Il risultato plastico è quello di una giunta che, a pochi mesi dalla fine del mandato, lavora su almeno due fronti contrapposti. Un’anomalia che in una città più grande farebbe scalpore. A Enna, dove i nomi pesano e le reti personali contano, è la misura di quanto l’asse di governo si sia definitivamente sfilacciato.

Forza Italia fa da sola: Gargaglione e la terza via del centrodestra

A rendere il quadro ancora più frammentato ci pensa Forza Italia, che ha scelto di non seguire né l’asse Campanile-Contino né tantomeno di guardare verso il centrosinistra. Gli azzurri hanno puntato su Paolo Gargaglione, presidente del Consiglio comunale, costruendo di fatto una terza candidatura autonoma nel campo che dovrebbe essere compatto.

Gargaglione parte da una posizione istituzionale di rilievo e può rivendicare una sua visibilità nella vita politica cittadina. Ma la sua candidatura, per quanto legittima, cristallizza la rottura: il centrodestra ennese arriva alle urne diviso in almeno due tronconi principali, senza che si intraveda una recomposizione dell’unità prima del voto.

Fratelli d’Italia nel caos: due anime, nessuna rotta

Il capitolo più tormentato è quello di Fratelli d’Italia, partito di maggioranza relativa a livello nazionale e colonna portante della giunta Dipietro. Il partito della Meloni a Enna vive una crisi interna che si proietta direttamente sulla competizione elettorale.

Una parte del partito spinge per Gargaglione, l’altra sembrerebbe orientata verso Contino. Due nomi, due visioni che non riescono a trovare una sintesi. Il rischio, concreto, è quello di disperdere voti e influenza in una competizione dove ogni preferenza conta.

Crisafulli, un Pd che corre da solo o quasi

Sullo sfondo di questo quadro caotico, Mirello Crisafulli e il centrosinistra osservano quel che accade dall’altra parte ma sarebbe un errore dipingere il candidato dem come il beneficiario automatico del caos altrui. La sua coalizione, al momento, è tutt’altro che blindata.
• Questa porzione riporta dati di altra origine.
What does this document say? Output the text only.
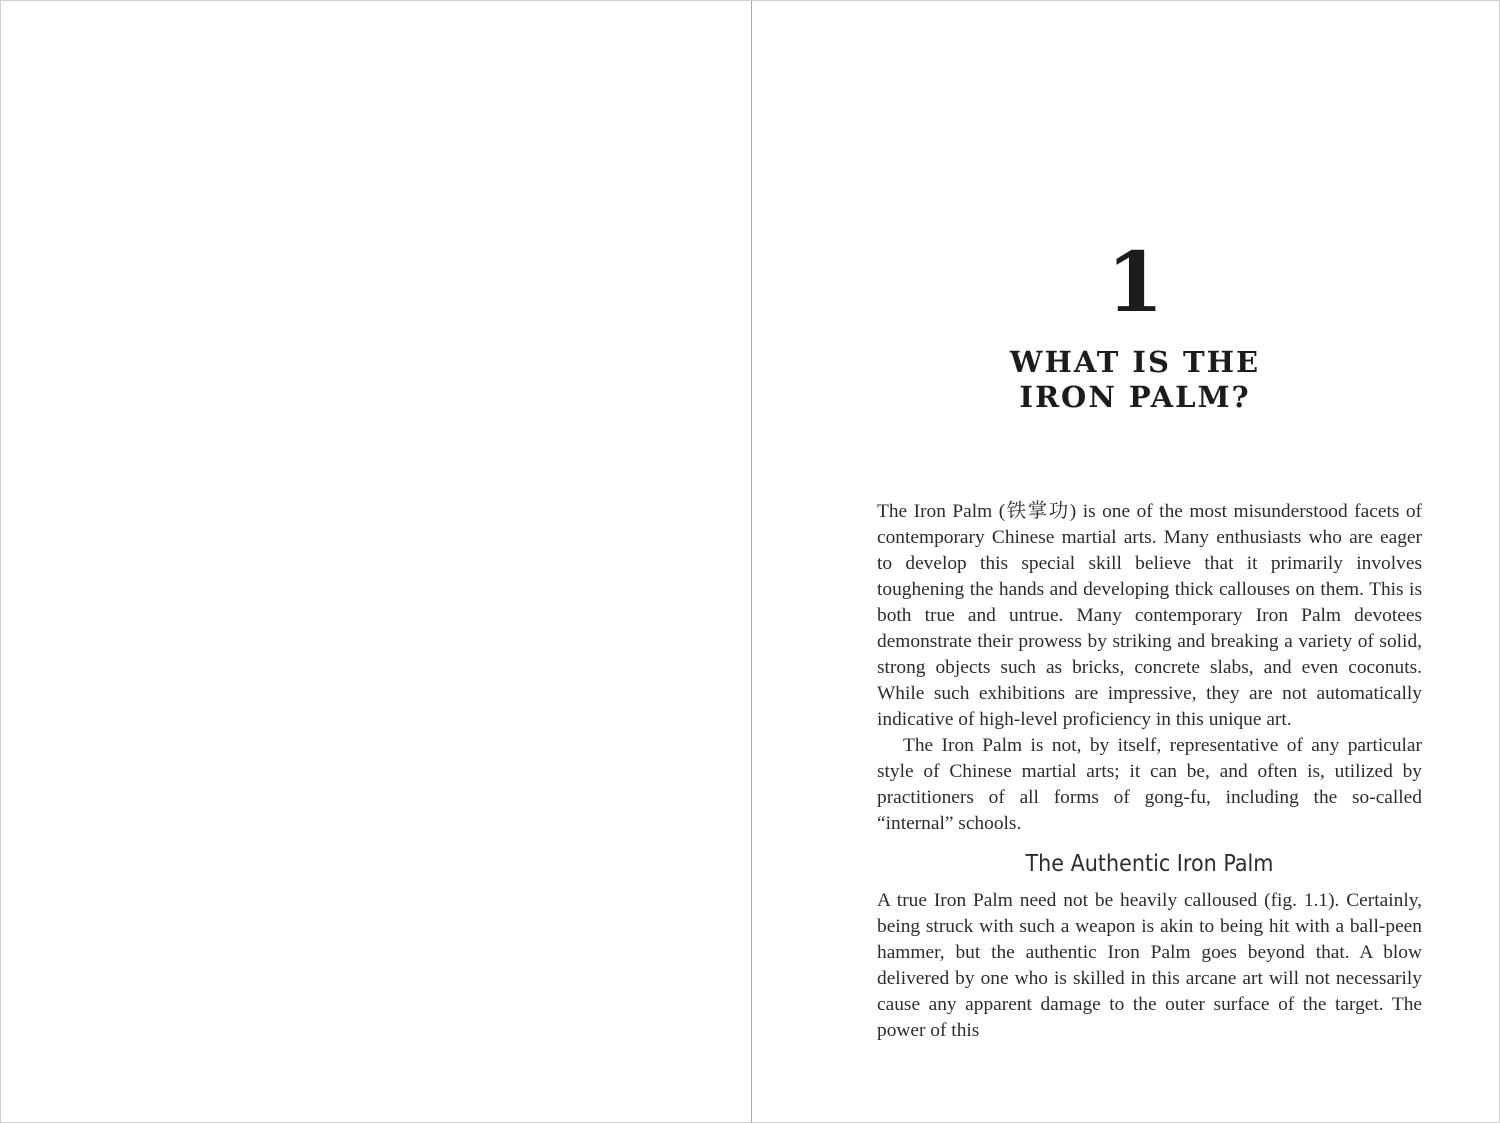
1
WHAT IS THE
IRON PALM?

The Iron Palm (铁掌功) is one of the most misunderstood facets of contemporary Chinese martial arts. Many enthusiasts who are eager to develop this special skill believe that it primarily involves toughening the hands and developing thick callouses on them. This is both true and untrue. Many contemporary Iron Palm devotees demonstrate their prowess by striking and breaking a variety of solid, strong objects such as bricks, concrete slabs, and even coconuts. While such exhibitions are impressive, they are not automatically indicative of high-level proficiency in this unique art.

The Iron Palm is not, by itself, representative of any particular style of Chinese martial arts; it can be, and often is, utilized by practitioners of all forms of gong-fu, including the so-called “internal” schools.

The Authentic Iron Palm

A true Iron Palm need not be heavily calloused (fig. 1.1). Certainly, being struck with such a weapon is akin to being hit with a ball-peen hammer, but the authentic Iron Palm goes beyond that. A blow delivered by one who is skilled in this arcane art will not necessarily cause any apparent damage to the outer surface of the target. The power of this
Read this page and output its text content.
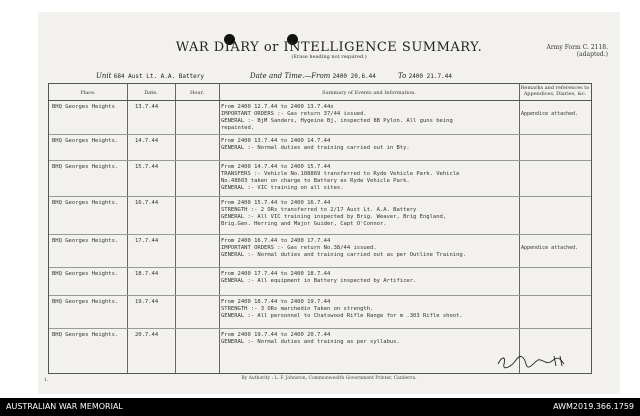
WAR DIARY or INTELLIGENCE SUMMARY.
(Erase heading not required.)
Army Form C. 2118.
(adapted.)
Unit 684 Aust Lt. A.A. Battery	Date and Time.—From 2400 20.6.44	To 2400 21.7.44
Place.	Date.	Hour.	Summary of Events and Information.
Remarks and references to Appendices, Diaries, &c.
BHQ Georges Heights	13.7.44	From 2400 12.7.44 to 2400 13.7.44x
IMPORTANT ORDERS :- Gas return 37/44 issued.
GENERAL :- BjM Sanders, Hygeine Bj, inspected 8B Pylon. All guns being
repainted.
Appendice attached.
BHQ Georges Heights.	14.7.44	From 2400 13.7.44 to 2400 14.7.44
GENERAL :- Normal duties and training carried out in Bty.
BHQ Georges Heights.	15.7.44	From 2400 14.7.44 to 2400 15.7.44
TRANSFERS :- Vehicle No.108869 transferred to Ryde Vehicle Park. Vehicle
No.48603 taken on charge to Battery ex Ryde Vehicle Park.
GENERAL :- VIC training on all sites.
BHQ Georges Heights.	16.7.44	From 2400 15.7.44 to 2400 16.7.44
STRENGTH :- 2 ORs transferred to 2/17 Aust Lt. A.A. Battery
GENERAL :- All VIC training inspected by Brig. Weaver, Brig England,
Brig.Gen. Herring and Major Guider, Capt O'Connor.
BHQ Georges Heights.	17.7.44	From 2400 16.7.44 to 2400 17.7.44
IMPORTANT ORDERS :- Gas return No.38/44 issued.
GENERAL :- Normal duties and training carried out as per Outline Training.
Appendice attached.
BHQ Georges Heights.	18.7.44	From 2400 17.7.44 to 2400 18.7.44
GENERAL :- All equipment in Battery inspected by Artificer.
BHQ Georges Heights.	19.7.44	From 2400 18.7.44 to 2400 19.7.44
STRENGTH :- 3 ORs marchedin Taken on strength.
GENERAL :- All personnel to Chatswood Rifle Range for m .303 Rifle shoot.
BHQ Georges Heights.	20.7.44	From 2400 19.7.44 to 2400 20.7.44
GENERAL :- Normal duties and training as per syllabus.

1.	By Authority : L. F. Johnston, Commonwealth Government Printer, Canberra.
AUSTRALIAN WAR MEMORIAL	AWM2019.366.1759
Alleanza Verdi e Sinistra e Sinistra Italiana non convergeranno su di lui. Il Movimento 5 Stelle, dal canto suo, non ha ancora sciolto le riserve. Va detto che si tratta di forze che a Enna devono ancora dimostrare il proprio peso elettorale reale: la loro assenza o ambiguità pesa, ma non necessariamente in modo determinante sui numeri finali.

Resta tuttavia il fatto che Crisafulli si presenta alle urne con un perimetro di alleanze più stretto sotto l’aspetto politico ma il Barone rosso punta sul voto trasversale, considerata la sua immensa popolarità, che si tradurrebbe nel voto disgiunto. Ed è qui che emergerebbe il suo vero obiettivo: vincere subito, al primo turno, superando la soglia del 40%, perché con il ballottaggio la partita è diversa.